In this study, information management platform has provided big data resource of 3,408 hospitalized patients with T2DM. TIR value was calculated by 7-point blood glucose monitoring for 3 consecutive days, and the relationship between TIR and HbA1C and the risk of microvascular complications was also analyzed. We found that lower TIR indicates higher risk of microvascular complications including DPN, DR, and DN, as well as higher risk of ACR abnormalities.

It is reasonable to speculate that the correlation between TIR measured by the seven-point test and complications would also be consistent with the CGM-derived TIR, which has been demonstrated by three studies suggesting similar TIR results comparing CGM and fingertip glucose measurements. In a study conducted by the Diabetes Research in Children Network (DirecNet), the mean TIR of the total 161 subjects was 49%, measured using CGM and 50% measured with eight-point testing (an overnight measurement added to the seven-point profile) [9]. In another study combining data from six inpatient studies, the mean TIR was 60% with both CGM and with paired blood glucose measurements made with an YSI analyzer or by a central laboratory [10]. Beck et al. retrospectively analyzed the relationship between target blood glucose TIR (calculated from 7-point self-monitoring blood glucose (SMBG)) and HbA1C in a DCCT study, and the results showed that a 10% increase in TIR corresponded to an average decrease of 0.9% in HbA1C level in patients with type 1 diabetes [11]. In this study, the mean TIR value was 49.65%, close to the mean TIR value of fingertip blood glucose monitoring in Beck’s study, but it was higher than the average value of TIR obtained by CGM in general. This may be due to the fact that the subjects in our study were hospitalized patients and the intervention was more frequent and active. In addition, TIR in our data has a certain negatively correlation with HbA1C, suggesting that TIR value could be a potential indicator of HbA1C.

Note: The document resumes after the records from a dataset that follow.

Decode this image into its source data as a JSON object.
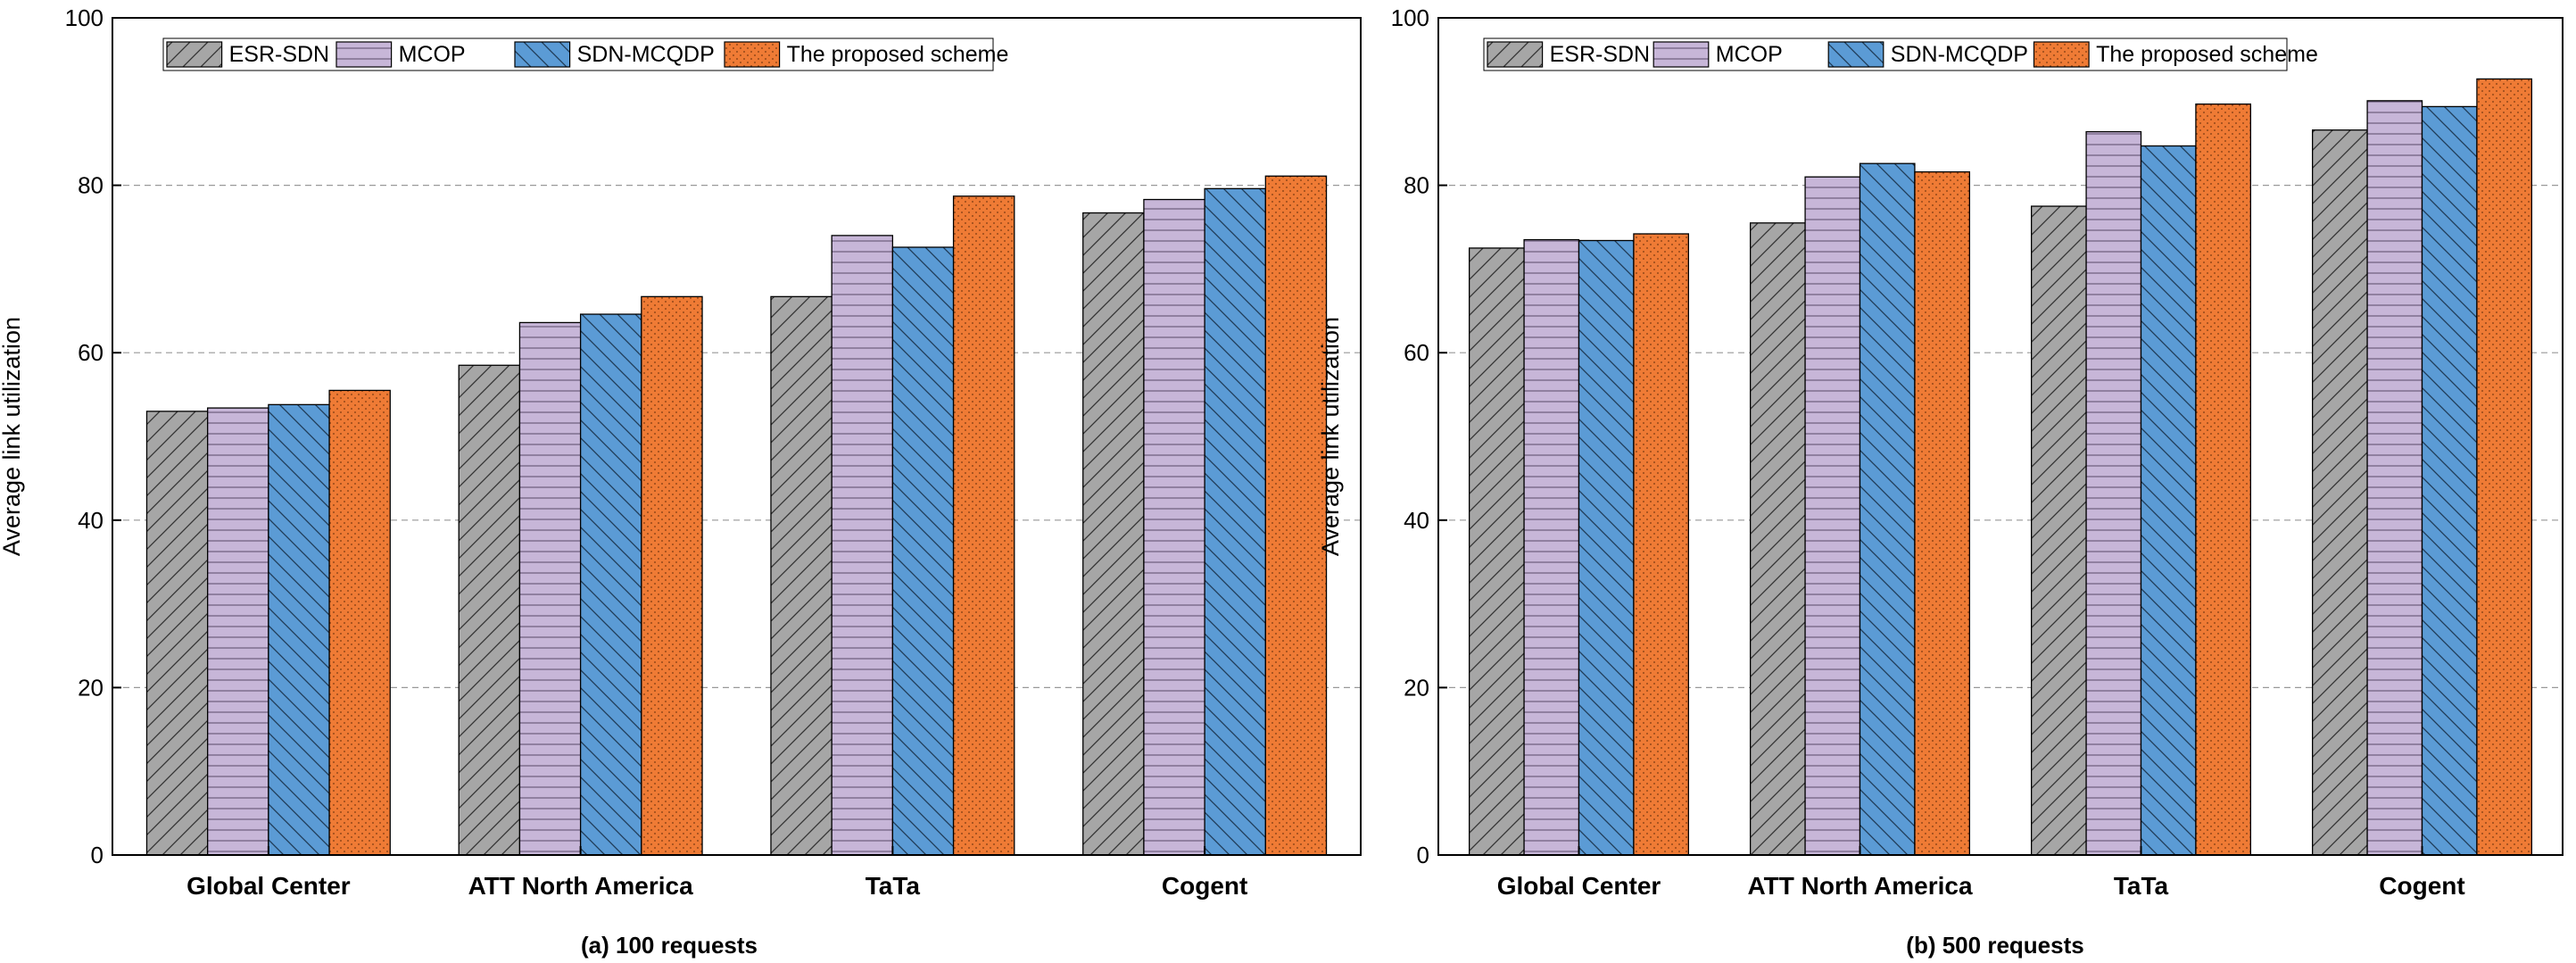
{
  "colors": {
    "ESR-SDN": "#a6a6a6",
    "MCOP": "#c7b6d8",
    "SDN-MCQDP": "#5b9bd5",
    "proposed": "#ef7b35"
  },
  "chart_data": [
    {
      "type": "bar",
      "caption": "(a) 100 requests",
      "ylabel": "Average link utilization",
      "ylim": [
        0,
        100
      ],
      "yticks": [
        0,
        20,
        40,
        60,
        80,
        100
      ],
      "grid": "dashed horizontal",
      "legend_position": "top-left",
      "categories": [
        "Global Center",
        "ATT North America",
        "TaTa",
        "Cogent"
      ],
      "series": [
        {
          "name": "ESR-SDN",
          "pattern": "diagonal",
          "values": [
            53.0,
            58.5,
            66.7,
            76.7
          ]
        },
        {
          "name": "MCOP",
          "pattern": "horizontal",
          "values": [
            53.4,
            63.6,
            74.0,
            78.3
          ]
        },
        {
          "name": "SDN-MCQDP",
          "pattern": "backdiagonal",
          "values": [
            53.8,
            64.6,
            72.6,
            79.6
          ]
        },
        {
          "name": "The proposed scheme",
          "pattern": "dots",
          "values": [
            55.5,
            66.7,
            78.7,
            81.1
          ]
        }
      ]
    },
    {
      "type": "bar",
      "caption": "(b) 500 requests",
      "ylabel": "Average link utilization",
      "ylim": [
        0,
        100
      ],
      "yticks": [
        0,
        20,
        40,
        60,
        80,
        100
      ],
      "grid": "dashed horizontal",
      "legend_position": "top-left",
      "categories": [
        "Global Center",
        "ATT North America",
        "TaTa",
        "Cogent"
      ],
      "series": [
        {
          "name": "ESR-SDN",
          "pattern": "diagonal",
          "values": [
            72.5,
            75.5,
            77.5,
            86.6
          ]
        },
        {
          "name": "MCOP",
          "pattern": "horizontal",
          "values": [
            73.5,
            81.0,
            86.4,
            90.1
          ]
        },
        {
          "name": "SDN-MCQDP",
          "pattern": "backdiagonal",
          "values": [
            73.4,
            82.6,
            84.7,
            89.4
          ]
        },
        {
          "name": "The proposed scheme",
          "pattern": "dots",
          "values": [
            74.2,
            81.6,
            89.7,
            92.7
          ]
        }
      ]
    }
  ]
}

Compared with using CGM data, using seven-point test data has several limitations. The abilities to assess the blood glucose change with individuals and between individuals were compromised. In addition, 7 points of data may not include information from overnight periods, which may lead to underestimation of TIR; however, this is not likely to impact the association of TIR with diabetic complications [12]. In this study, only observational studies were performed, without intervention analysis before and after treatment. Further studies on the impact of different treatments on TIR outcomes in diabetic patients are expected.

5. Summary

Based on the data above, we conclude that the TIR values derived from the seven-point test produce similar results as the values generated from CGM and TIR are closely associated with the risk of diabetic microvascular complications. In summary, TIR could be considered as a promising indicator of short-term glycemic control and a predictor for the risks of long-term diabetic complications [13].

Data Availability

Big Data Sample Center of Information Office of the Second Affiliated Hospital of Nanchang University provided data support. Information management Software was produced by DHC Software Co. Ltd. The raw data can available upon request to Xia Sheng via email ([email protected]).

Conflicts of Interest

The authors declare that they have no conflicts of interest.

Authors’ Contributions

JPL designed the research. XS performed the research. PFY collected blood glucose data and related basic information through the information system. XS contributed the analysis tools. XS and GHX analyzed the data. XS wrote the paper. JPL revised the paper. All authors read and approved the final manuscript.

Acknowledgments

The authors thank Pengfei Yu and Xiang Pen (from Department of Big Data Sample Center, Information Office of the Second Affiliated Hospital of Nanchang University) for their excellent assistance in data collection. The authors also thank all the involved clinicians, nurses, and technicians for dedicating their time and skill to this study.